Gratitude now billows through dilating pupils into the space, replacing the sadness, the loss, grateful even, even to him, yes, maybe specially to him, and now there is not a shred of confusion, and slowly, gently, selfhood is encountered staring at a pale white sun, and a cawing emptiness is somewhere, like glimpsing, through a forest edge, the thick light of a gathering dusk that was never quite day and will never quite be night and, out of the corner of an all-seeing awareness, two guards are still on top of him, they are grappling with handcuffs and there is blood on his head and streaks of red mess on the formica, and it occurs as a notion, hurtling initially towards the prison block, then forcing itself into the confines of the cell itself, then ricocheting off the walls with a frantic intention to be found, that, if this continues, there will be no way back; that there is something else that needs to be understood, a truth that can only be seen through cracks in glasses: a truth that all beings inherit the consequence of all the thoughts and deeds that have gone before; that every atom of everyone and everything is stained with the energy of the past, continued into creation in ever-changing architectures of incarnation, and made manifest until every scintilla of existence awakens to its responsibility to everyone and everything for collectively healing the wounds; and the notion, luminous now in every shadow of the cell, is clamouring that such cause cannot be served by a disembodied consciousness floundering in a futile effort to reconcile this tapestry of consequence; a sad spirit craving to make amends for what has foregone with neither limbs nor mouth to enact it; a hungry ghost hopelessly ensnared in an interminable bardo of becoming.
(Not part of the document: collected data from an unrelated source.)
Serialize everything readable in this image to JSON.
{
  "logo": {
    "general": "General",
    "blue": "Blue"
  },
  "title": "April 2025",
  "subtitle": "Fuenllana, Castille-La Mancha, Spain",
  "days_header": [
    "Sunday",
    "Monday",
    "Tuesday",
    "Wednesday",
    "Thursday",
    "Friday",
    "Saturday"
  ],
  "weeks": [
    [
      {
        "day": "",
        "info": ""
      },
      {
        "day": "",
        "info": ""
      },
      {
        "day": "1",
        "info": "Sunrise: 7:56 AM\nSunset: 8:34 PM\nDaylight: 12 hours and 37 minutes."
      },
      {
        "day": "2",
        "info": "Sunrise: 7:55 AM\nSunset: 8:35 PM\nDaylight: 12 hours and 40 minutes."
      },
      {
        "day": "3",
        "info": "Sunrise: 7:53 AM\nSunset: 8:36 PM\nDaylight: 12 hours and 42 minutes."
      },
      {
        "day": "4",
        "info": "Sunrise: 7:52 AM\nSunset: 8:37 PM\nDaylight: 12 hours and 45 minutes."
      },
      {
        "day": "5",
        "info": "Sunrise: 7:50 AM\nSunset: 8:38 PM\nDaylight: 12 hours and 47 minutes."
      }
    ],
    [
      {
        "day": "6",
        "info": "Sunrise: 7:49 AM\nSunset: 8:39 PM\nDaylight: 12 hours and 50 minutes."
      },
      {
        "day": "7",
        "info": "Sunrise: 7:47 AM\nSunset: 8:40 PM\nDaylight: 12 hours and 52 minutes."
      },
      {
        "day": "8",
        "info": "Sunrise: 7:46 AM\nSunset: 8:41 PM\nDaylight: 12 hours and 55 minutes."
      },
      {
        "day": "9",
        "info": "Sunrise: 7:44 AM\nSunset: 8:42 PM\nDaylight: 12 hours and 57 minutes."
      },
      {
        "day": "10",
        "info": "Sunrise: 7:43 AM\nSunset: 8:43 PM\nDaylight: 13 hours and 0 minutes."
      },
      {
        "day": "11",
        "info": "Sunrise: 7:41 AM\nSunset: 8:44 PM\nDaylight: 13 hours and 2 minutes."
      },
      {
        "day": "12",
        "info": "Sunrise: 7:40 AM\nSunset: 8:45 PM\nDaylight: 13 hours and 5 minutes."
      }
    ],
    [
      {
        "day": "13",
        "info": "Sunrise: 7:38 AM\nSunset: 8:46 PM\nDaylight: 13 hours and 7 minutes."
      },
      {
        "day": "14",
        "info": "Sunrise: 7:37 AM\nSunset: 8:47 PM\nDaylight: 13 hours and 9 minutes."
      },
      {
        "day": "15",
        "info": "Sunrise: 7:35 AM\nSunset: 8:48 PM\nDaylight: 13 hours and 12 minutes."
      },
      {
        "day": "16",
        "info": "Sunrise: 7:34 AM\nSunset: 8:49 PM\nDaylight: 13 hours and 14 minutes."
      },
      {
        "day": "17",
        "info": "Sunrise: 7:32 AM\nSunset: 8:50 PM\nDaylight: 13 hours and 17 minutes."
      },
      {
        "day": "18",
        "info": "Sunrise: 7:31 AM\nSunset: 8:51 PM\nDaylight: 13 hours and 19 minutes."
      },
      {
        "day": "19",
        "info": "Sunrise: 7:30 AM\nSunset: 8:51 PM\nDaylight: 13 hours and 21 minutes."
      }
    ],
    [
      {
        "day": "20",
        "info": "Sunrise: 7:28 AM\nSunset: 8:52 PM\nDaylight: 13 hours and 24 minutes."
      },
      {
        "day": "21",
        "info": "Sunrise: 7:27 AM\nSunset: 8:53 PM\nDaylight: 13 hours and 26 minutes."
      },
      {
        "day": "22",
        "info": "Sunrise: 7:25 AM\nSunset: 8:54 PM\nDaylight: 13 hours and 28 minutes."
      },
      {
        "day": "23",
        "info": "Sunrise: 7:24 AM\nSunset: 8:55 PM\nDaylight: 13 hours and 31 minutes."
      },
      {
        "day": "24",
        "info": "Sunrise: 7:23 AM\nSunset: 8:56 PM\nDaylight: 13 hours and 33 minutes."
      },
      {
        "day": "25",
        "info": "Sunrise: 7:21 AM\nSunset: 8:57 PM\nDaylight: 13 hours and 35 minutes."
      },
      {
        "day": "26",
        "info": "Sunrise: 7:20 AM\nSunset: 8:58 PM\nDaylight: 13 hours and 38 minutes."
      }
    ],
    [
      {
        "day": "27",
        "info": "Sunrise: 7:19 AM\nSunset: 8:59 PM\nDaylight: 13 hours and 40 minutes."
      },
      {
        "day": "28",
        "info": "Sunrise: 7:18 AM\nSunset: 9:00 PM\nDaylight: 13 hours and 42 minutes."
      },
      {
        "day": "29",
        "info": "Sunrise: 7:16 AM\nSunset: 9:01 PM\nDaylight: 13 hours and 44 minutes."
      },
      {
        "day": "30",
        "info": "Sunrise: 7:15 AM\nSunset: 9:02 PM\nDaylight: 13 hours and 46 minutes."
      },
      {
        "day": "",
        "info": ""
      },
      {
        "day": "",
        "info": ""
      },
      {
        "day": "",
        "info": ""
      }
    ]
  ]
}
The all-seeing awareness now watches, intently, as one of the guards cups his hand under the jaw, suddenly remembering to push it up, careful not to touch the bruised and swollen neck, and something that felt insurmountable a moment ago melts away, and I’m aware of a clock on the wall whose second hand seemed another moment ago to stop if I looked at it … flickering, and I hear the second hand moving, and feel myself spinning down, at first like a sycamore spreading its seed, then gathering speed, whirling towards the centre of a vortex, buffeted by an irresistible force-field that funnels me back towards the unfolding drama, and I perceive air being forced into a chest that is part of me, and I feel it crepitating with every inflation, and I hear moaning coming from somewhere other than me, and now also from me, I feel it in my throat, and grunting and moaning, and a two-tone alarm getting louder, and more shouts coming ever closer, the smell of faeces and sweat, nausea, shivering, a crippling pain in my ribs, a metallic taste of blood, and then a face appearing right above me with a hazy halo around it. The face is drawn with tension, consternation written deeply on its forehead, and there are fine hairs on its smooth chin, and something dripping from its nose, and it's breathless mouth is starting to open in exultant triumph. I see that it is silhouetted against the harsh glare of a strip light with wires dangling from one end of the fitting, and for a split second I wonder whether it’s all true, whether it’s real or unreal, whether I’m awake or dreaming, and then I suppose that none of these things really matter in the way in which I would once have conceived them, and I urge myself to remember, whatever happens, remember.